Cutting Carbs Is Easier Than Losing Weight
Understanding that the carbohydrates are the main driving force in the development of diabetes changes the focus from the patient’s perspective.
Instead of thinking, “I have to lose weight although I feel hungry all the time” to “I need to simply reduce my carbohydrate intake and if I’m still hungry just eat more meat, beans and dairy products”.
In my experience working with patients, it is much easier for them to switch to eating less carbs and more protein and fat than to try to simply eat less of everything. The other benefit is that most patients spontaneously reduce their calorie intake and lose weight without even trying. Although patients will tend to eat more fat as they do this, their cholesterol levels surprisingly tend to improve overall.
Don’t Forget About Exercise
You can also increase your exercise to 30-60 minutes of mild to moderate cardiovascular or resistance exercise per day. I counsel patients to not exercise with an intensity in excess of a brisk walk.
The exercise intensity and extent of your exercise is not meant to “burn off” the fat. This low level of exercise actually changes your cellular metabolism and results in a reduction of your insulin resistance. It’s the metabolic changes, not the energy burning effect of exercise that reduces your abdominal fat.
A recent study demonstrated that resistance vs cardiovascular exercise have the same impact on reversing the insulin resistance in older patients with diabetes.
What Should My Goal Be For Carbohydrate Reduction?
Reducing your daily intake of carbohydrates (sugars and starches) to 100-125 grams/day will lead to a consistent and steady reduction in your blood sugar, cholesterol and triglycerides as well as your blood pressure.
The average American female and male consume 250-300 and 300-350 grams per day respectively. The human body was not designed to handle this amount of carbohydrate and the result of this excess is the development of insulin resistance and diabetes.
As I’ve noted in my other writing, try to eliminate most of your carbohydrate from the least psychologically important meals of the day. For many of us, it’s breakfast and lunch. Focus instead on eating high protein/low-carb or carb-free meals at these times and saving your carbohydrate allowance for your most psychologically/socially important meal, dinner. Dinner is often the meal that involves eating with friends or family and has a great deal of emotion connected with eating and food.

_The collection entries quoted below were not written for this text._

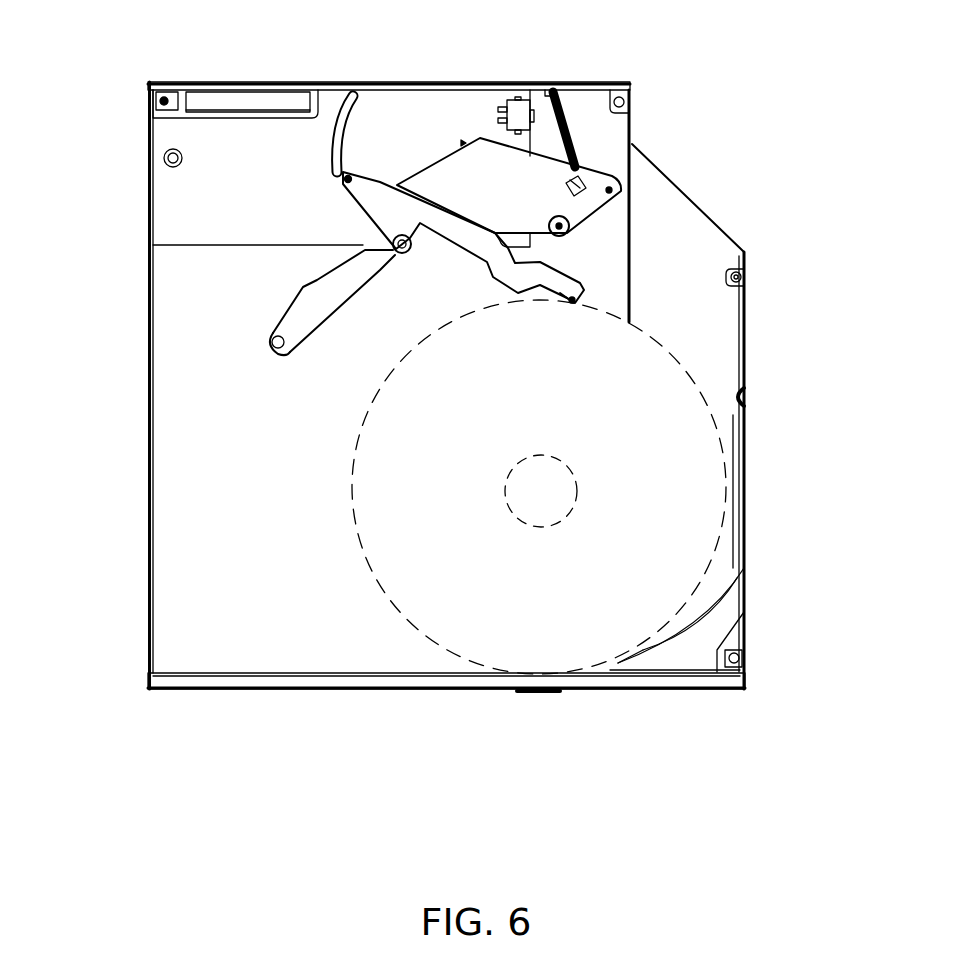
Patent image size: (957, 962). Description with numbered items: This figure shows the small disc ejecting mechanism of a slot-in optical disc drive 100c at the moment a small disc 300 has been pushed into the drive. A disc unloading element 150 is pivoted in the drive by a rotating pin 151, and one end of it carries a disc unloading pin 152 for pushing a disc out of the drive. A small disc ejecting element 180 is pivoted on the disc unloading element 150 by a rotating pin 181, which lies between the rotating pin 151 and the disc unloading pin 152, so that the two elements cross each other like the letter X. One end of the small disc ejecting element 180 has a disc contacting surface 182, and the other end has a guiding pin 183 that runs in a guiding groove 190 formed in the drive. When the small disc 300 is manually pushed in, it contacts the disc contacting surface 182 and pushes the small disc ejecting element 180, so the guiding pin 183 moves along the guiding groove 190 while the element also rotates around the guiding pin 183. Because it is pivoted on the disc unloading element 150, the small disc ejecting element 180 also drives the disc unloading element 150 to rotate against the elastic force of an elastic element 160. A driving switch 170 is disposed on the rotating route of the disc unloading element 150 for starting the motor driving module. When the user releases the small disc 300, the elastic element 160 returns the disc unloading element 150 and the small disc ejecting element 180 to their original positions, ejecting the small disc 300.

The chassis 100c is at (446, 386).
The disc unloading element 150 is at (343, 297).
The rotating pin 151 is at (568, 235).
The disc unloading pin 152 is at (273, 338).
The elastic element 160 is at (557, 93).
The driving switch 170 is at (513, 103).
The small disc ejecting element 180 is at (393, 187).
The rotating pin 181 is at (400, 243).
The disc contacting surface 182 is at (573, 305).
The guiding pin 183 is at (345, 178).
The guiding groove 190 is at (327, 143).
The small disc 300 is at (397, 610).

By saving your carbohydrate allowance for this meal, the reduction in carbohydrates won’t seem so intrusive and difficult. You’ll still be able to enjoy some of your carbohydrate comfort foods and not feel as if cutting back on carbs is such a sacrifice. There is no metabolic importance to eating carbohydrates at dinner, its only a psychological trick that I have found has helped me as well as many of my patients.